MERE ET FILLE
Lorsque je reçu ce matin un joli carton d’invitation nous invitant, moi et ma fille, à un pique-nique chicos au soleil, je fus ravie. Puis je vis, tout en bas à gauche, la mention « telle mère,
telle fille : vous arriverez semblables ». J’en fus stupéfaite. Il me restait alors 2 jours pour découvrir que, venue des USA, cette mode envahissait déjà les collections et faisait la joie d’un certain nombre de mères. Seraient-elles toutes, ces mères, des Déméter rêvant d’un monde où leurs filles resteraient leurs clones, les empêchant de se transformer en Perséphone, reine libre et souveraine dont la possible mutation permet la Liberté ? Dangereuse tentation de céder à l’idée de la mère patriarcale, voulant apprendre à sa fille la féminité lui permettant de s’intégrer dans la société mais au prix d’une liberté souvent sacrifiée. Difficile ambiguïté donc des relations mère-fille dont la fusion ne devra jamais faire oublier la distinction.

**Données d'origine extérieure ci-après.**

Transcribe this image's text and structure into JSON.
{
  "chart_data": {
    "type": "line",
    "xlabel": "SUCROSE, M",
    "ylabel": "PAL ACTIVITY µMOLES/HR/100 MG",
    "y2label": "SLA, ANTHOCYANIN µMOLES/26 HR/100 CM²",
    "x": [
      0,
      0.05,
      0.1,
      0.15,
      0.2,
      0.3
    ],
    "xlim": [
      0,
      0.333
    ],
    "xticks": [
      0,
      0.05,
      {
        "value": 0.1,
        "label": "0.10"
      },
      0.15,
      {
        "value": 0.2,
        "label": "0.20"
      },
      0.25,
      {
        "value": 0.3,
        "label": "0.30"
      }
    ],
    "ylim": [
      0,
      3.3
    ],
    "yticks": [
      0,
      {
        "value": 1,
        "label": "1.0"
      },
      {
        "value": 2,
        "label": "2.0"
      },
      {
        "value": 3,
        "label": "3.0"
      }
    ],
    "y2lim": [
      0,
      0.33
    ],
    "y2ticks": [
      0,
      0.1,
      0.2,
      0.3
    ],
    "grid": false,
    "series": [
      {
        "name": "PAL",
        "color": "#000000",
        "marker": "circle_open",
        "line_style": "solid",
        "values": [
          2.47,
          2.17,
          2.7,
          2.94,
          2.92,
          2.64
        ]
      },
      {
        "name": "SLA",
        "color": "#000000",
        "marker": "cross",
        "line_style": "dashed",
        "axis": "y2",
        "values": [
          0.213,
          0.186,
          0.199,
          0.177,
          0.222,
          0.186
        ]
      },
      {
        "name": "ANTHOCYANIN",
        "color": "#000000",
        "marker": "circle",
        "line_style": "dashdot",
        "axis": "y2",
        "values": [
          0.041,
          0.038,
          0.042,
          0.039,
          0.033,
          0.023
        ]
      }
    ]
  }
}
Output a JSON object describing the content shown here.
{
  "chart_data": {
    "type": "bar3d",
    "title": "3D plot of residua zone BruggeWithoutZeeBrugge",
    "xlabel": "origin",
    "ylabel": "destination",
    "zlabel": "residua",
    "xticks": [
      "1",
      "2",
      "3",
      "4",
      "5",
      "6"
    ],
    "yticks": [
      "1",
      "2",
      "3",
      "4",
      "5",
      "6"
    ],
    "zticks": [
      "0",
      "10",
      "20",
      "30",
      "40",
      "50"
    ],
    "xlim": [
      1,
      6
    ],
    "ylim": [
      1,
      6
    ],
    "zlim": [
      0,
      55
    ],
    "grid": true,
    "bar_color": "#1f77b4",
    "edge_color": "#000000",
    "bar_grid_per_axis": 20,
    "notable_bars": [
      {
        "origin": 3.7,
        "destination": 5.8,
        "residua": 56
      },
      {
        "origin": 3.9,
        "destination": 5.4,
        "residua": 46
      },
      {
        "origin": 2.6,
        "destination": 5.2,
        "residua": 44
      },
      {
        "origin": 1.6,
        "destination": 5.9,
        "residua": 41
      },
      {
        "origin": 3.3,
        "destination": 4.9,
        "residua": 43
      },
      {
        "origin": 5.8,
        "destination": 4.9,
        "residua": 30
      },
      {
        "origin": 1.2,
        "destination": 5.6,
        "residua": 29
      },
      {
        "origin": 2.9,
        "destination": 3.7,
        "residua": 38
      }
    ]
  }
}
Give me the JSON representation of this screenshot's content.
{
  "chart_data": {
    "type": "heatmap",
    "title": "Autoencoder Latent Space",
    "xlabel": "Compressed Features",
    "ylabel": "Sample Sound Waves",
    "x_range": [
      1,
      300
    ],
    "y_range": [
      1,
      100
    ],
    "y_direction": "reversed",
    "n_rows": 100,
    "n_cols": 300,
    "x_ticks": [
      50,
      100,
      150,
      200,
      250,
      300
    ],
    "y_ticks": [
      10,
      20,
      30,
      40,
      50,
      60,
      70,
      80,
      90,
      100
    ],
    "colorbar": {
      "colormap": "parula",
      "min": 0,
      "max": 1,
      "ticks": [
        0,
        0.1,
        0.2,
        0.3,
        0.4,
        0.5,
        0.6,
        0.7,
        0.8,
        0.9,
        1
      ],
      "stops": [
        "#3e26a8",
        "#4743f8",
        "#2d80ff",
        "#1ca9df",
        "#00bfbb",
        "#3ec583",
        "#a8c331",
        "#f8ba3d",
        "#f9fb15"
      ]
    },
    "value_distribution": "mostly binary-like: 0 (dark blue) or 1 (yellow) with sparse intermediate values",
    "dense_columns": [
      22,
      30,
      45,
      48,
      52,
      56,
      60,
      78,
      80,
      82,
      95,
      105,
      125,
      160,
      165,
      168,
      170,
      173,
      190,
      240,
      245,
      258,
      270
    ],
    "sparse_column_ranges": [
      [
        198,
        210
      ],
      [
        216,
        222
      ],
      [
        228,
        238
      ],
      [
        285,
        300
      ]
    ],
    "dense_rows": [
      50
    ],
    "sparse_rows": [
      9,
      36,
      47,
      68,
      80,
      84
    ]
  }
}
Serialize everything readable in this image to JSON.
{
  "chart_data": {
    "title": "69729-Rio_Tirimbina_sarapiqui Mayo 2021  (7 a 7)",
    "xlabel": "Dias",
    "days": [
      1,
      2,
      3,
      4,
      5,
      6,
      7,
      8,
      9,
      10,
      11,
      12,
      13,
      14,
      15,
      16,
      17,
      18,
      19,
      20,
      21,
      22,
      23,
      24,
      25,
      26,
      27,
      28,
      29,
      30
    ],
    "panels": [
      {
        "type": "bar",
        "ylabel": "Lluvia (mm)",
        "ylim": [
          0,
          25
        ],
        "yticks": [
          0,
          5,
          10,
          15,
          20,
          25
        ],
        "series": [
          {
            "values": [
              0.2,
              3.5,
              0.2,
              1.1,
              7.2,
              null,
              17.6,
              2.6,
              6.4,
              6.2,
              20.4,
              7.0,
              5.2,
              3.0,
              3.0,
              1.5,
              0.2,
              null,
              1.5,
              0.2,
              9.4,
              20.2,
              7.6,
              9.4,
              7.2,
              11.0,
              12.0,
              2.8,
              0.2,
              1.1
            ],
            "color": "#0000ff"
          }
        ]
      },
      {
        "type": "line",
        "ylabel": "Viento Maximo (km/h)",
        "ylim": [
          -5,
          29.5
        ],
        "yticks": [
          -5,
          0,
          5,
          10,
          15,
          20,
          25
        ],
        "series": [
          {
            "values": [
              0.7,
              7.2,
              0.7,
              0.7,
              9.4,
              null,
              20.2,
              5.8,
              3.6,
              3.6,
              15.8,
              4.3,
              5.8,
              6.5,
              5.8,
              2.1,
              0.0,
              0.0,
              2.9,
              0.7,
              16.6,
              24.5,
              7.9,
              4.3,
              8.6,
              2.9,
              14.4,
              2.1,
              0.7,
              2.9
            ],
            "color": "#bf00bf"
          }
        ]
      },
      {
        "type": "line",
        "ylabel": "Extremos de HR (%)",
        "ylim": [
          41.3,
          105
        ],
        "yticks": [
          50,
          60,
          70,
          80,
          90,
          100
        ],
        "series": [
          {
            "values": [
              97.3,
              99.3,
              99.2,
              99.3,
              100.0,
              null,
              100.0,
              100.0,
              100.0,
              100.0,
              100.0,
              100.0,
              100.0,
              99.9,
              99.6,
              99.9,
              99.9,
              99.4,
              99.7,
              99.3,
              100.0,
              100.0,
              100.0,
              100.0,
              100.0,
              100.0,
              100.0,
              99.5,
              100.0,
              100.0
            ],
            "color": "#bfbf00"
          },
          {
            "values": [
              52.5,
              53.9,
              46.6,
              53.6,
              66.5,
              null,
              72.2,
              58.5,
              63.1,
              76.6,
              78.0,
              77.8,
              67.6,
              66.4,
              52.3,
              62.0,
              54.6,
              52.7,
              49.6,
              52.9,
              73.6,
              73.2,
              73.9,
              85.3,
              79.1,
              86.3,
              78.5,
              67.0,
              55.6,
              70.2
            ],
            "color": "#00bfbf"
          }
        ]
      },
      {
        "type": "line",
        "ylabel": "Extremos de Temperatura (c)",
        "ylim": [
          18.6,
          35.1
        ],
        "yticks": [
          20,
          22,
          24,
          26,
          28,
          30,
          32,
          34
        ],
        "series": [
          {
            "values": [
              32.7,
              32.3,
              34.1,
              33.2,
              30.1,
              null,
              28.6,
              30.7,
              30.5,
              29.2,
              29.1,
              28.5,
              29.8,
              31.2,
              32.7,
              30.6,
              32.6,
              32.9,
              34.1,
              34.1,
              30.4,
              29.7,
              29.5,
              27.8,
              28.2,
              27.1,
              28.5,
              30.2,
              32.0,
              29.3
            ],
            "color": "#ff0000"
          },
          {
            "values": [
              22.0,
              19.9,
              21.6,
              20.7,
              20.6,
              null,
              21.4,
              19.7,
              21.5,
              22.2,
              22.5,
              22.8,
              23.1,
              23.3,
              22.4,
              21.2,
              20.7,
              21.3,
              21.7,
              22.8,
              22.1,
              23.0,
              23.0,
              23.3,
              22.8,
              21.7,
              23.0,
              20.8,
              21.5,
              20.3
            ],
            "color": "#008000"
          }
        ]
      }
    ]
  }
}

En interrogeant toutes les bonnes copines, il apparut donc que le cas s’était déjà posé et on me fournit prestement quelques marques susceptibles de nous vêtir toutes les deux (l’une en 38, l’autre en 8 ans !). Course donc d’une mère et d’une fille à la recherche d’une tenue « synchro » : épuisant ! Première marque à avoir fait poser mère et fille habillées par ses soins (sauf que la fille a généralement nettement plus de 8 ans), Comptoir des Cotonniers : j’empoigne ma fille (la malheureuse petite ne sait pas la journée qui l’attend) et on y va. Accueil très sympa, la vendeuse trouve l’idée ravissante, et nous voilà vêtus très joliment d’une tunique en voile de coton (55€ pour moi, 40€ enfant) et d’un pull de coton gris perle (85€ et 60€), la collection enfant est simple et élégante, on reviendra. Egayées par cet essayage commun, on tente Maje et là pareil, la collec enfant est trop mignonne, on essaie tout sur le regard tout de même un peu désabusé des vendeuses toutes emballées dans des robes-housses plus ou moins seyantes. On trouve un long gilet (noir ou gris 115€ et beige ou taupe69€) à mettre sur un top à bretelles en mailles (noir ou gris lurex 75€ et 59€), et on hésite avec la tunique en crêpe de Chine posée sur un jean. Autre lieu réputé Zadig et Voltaire, mais là déception, on est en fin de saison, il ne reste plus que les tunisiens en commun entre les deux collections. Ils sont tout effilochés aux coutures et même si c’est fait exprès et malgré l’aigle ou le papillon dans le dos, on renonce (75€ et 45€, j’adore quand même les pulls en cashmere aux inscriptions rock’n roll).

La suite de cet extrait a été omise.